I don’t know if I am a real Green but I believe that the art of compromise is the key to real effective change. Rarely do political or social movements sweep across the land with such unanimity that they get to see all their agreed principals enshrined in law and social contract. Jill Stein is no Eamon Ryan. His upcoming departure from Irish politics will see a legacy of real Green movement ‘wins’ including a world-leading Climate Act, Renewable Energy initiatives and Public Transport improvements. Meanwhile, despite all her election campaigns, Stein and her party have zero policy achievements. In fact, by effectively ‘spoiling the votes’ both she (and Ralph Nader, her predecessor) may have instead ushered in Republican presidential administrations who were notoriously pro-fossil-fuels and anti-environmental.

 

This election on 5 November is still too close to call. Any vote in the swing-states for anyone but Kamala Harris, is a vote for Donald Trump.

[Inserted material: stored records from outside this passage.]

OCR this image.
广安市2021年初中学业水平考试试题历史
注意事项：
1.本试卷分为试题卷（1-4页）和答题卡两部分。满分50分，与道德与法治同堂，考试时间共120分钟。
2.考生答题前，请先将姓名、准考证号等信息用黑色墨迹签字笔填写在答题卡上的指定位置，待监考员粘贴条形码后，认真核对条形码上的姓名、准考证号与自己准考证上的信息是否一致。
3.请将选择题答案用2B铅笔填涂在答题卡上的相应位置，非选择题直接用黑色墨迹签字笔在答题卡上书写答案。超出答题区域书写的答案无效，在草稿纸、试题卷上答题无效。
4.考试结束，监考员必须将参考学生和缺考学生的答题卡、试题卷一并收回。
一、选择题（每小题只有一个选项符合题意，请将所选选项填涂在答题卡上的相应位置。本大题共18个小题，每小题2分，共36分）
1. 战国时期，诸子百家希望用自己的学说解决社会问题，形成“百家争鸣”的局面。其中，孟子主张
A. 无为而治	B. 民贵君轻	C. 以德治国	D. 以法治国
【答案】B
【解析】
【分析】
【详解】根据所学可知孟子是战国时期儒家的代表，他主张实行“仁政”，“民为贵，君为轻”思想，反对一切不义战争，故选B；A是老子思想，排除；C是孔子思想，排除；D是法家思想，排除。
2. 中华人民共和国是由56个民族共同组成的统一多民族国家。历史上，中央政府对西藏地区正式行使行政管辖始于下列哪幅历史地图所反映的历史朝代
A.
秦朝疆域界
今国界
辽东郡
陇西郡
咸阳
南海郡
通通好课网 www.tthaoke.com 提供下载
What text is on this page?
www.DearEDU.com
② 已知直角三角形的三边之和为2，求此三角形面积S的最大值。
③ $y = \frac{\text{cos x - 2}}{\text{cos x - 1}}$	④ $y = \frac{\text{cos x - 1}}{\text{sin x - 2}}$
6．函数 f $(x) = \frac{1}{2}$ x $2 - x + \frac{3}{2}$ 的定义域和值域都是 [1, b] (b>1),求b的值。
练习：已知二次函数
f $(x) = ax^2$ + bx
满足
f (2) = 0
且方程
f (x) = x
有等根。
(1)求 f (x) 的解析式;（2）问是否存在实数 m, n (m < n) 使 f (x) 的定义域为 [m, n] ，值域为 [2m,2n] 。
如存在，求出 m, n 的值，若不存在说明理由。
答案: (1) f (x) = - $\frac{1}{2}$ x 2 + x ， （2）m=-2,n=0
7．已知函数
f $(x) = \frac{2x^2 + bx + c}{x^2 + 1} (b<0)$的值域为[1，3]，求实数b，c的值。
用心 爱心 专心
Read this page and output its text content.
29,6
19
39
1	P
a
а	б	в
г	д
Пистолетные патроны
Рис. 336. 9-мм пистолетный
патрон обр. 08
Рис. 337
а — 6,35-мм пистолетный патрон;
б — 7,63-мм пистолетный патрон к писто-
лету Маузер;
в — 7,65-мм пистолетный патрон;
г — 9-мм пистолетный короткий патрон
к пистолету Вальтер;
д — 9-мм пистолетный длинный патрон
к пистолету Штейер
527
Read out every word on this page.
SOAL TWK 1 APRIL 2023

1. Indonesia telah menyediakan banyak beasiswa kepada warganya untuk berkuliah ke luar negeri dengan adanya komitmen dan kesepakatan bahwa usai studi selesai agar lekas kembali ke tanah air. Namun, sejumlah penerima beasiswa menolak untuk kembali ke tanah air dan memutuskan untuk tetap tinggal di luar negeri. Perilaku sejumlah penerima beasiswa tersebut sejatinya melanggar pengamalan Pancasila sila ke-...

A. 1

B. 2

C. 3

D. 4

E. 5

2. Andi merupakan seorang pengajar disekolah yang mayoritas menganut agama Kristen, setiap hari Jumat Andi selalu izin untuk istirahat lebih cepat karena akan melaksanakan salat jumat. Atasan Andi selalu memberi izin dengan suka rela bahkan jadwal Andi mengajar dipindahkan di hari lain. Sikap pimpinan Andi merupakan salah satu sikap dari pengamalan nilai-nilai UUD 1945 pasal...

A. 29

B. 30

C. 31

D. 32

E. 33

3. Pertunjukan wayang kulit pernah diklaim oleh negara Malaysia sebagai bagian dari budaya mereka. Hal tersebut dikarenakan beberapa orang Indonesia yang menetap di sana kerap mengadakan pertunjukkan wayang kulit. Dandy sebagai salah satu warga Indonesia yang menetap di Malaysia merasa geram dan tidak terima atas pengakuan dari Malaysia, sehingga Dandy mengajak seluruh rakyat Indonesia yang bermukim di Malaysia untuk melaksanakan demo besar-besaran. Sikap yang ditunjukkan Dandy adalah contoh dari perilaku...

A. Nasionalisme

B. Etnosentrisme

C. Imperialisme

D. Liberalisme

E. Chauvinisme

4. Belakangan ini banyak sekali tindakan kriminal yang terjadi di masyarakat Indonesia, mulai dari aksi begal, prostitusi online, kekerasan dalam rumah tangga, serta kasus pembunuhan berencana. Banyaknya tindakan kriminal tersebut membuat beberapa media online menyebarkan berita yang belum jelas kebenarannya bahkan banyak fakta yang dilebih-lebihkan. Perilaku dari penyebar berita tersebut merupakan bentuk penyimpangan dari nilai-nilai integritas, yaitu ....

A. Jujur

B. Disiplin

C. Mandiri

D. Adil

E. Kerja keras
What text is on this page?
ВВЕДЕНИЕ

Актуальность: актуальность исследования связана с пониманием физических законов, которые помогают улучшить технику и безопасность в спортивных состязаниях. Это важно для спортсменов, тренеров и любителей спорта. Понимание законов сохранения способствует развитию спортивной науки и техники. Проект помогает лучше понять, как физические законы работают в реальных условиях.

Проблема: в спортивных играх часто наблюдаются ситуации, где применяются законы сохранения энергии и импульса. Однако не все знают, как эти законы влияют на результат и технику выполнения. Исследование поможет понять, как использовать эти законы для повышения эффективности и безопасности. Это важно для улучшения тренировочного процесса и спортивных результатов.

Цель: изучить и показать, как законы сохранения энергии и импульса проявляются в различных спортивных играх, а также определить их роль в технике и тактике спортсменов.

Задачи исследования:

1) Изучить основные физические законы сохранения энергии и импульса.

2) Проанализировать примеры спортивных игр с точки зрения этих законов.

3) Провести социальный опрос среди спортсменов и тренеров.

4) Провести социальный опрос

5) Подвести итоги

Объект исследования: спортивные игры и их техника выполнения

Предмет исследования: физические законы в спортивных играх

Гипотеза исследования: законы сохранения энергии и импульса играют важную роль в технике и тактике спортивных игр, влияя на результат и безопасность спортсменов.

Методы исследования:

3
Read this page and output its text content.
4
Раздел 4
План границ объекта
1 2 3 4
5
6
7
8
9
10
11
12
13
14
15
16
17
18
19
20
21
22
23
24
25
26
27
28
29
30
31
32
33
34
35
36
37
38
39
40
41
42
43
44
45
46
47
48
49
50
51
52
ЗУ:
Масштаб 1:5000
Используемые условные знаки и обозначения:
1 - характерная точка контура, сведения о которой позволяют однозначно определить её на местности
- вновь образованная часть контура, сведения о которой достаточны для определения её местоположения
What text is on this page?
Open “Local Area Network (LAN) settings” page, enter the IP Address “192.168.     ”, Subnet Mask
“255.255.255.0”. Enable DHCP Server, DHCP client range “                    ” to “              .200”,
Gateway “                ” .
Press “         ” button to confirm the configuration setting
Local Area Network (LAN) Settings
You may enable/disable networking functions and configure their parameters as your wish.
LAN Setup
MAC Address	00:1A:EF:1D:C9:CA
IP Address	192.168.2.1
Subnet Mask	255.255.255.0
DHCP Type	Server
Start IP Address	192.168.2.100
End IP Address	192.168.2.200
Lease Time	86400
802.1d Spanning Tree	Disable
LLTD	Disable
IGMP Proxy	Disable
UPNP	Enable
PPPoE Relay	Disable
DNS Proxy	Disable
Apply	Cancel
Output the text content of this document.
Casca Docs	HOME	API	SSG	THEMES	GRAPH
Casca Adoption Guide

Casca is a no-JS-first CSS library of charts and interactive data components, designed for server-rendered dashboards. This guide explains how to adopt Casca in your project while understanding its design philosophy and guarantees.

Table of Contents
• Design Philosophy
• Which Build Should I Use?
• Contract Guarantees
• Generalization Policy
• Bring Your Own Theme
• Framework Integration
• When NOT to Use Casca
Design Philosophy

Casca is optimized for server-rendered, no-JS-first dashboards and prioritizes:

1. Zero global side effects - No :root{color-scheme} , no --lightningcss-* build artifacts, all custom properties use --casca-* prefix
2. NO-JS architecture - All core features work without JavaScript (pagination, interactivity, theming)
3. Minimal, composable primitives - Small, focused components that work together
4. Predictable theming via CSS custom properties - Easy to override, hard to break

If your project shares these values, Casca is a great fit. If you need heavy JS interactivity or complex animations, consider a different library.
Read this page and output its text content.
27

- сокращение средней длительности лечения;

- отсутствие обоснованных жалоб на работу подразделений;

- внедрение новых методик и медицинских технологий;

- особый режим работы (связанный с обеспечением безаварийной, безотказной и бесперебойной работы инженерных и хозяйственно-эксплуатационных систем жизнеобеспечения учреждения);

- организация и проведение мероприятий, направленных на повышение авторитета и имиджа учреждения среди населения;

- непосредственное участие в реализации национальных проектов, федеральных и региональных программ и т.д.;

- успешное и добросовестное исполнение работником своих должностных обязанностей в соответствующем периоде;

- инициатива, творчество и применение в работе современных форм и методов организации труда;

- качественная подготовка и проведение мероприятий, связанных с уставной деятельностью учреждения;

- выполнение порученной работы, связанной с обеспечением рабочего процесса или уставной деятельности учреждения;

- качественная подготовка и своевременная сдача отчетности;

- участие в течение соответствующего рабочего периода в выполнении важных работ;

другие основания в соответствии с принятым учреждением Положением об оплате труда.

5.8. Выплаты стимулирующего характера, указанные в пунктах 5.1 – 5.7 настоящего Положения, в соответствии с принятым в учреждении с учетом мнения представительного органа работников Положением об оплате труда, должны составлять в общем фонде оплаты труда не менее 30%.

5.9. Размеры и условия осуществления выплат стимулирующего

California is not one of them and so my casting workshop antagonist is unlikely to contribute to Trump’s election in any case. But colleagues of hers, in Arizona, Georgia, Michigan, Nevada, North Carolina, Pennsylvania and Wisconsin could yet have an outsized role in who gets to be sworn in to replace Joe Biden next January. Yet, if Pat Dowling could have a word, I’m sure he’d ask them, do you want to keep your principles intact?, ‘or win the effin thing?’.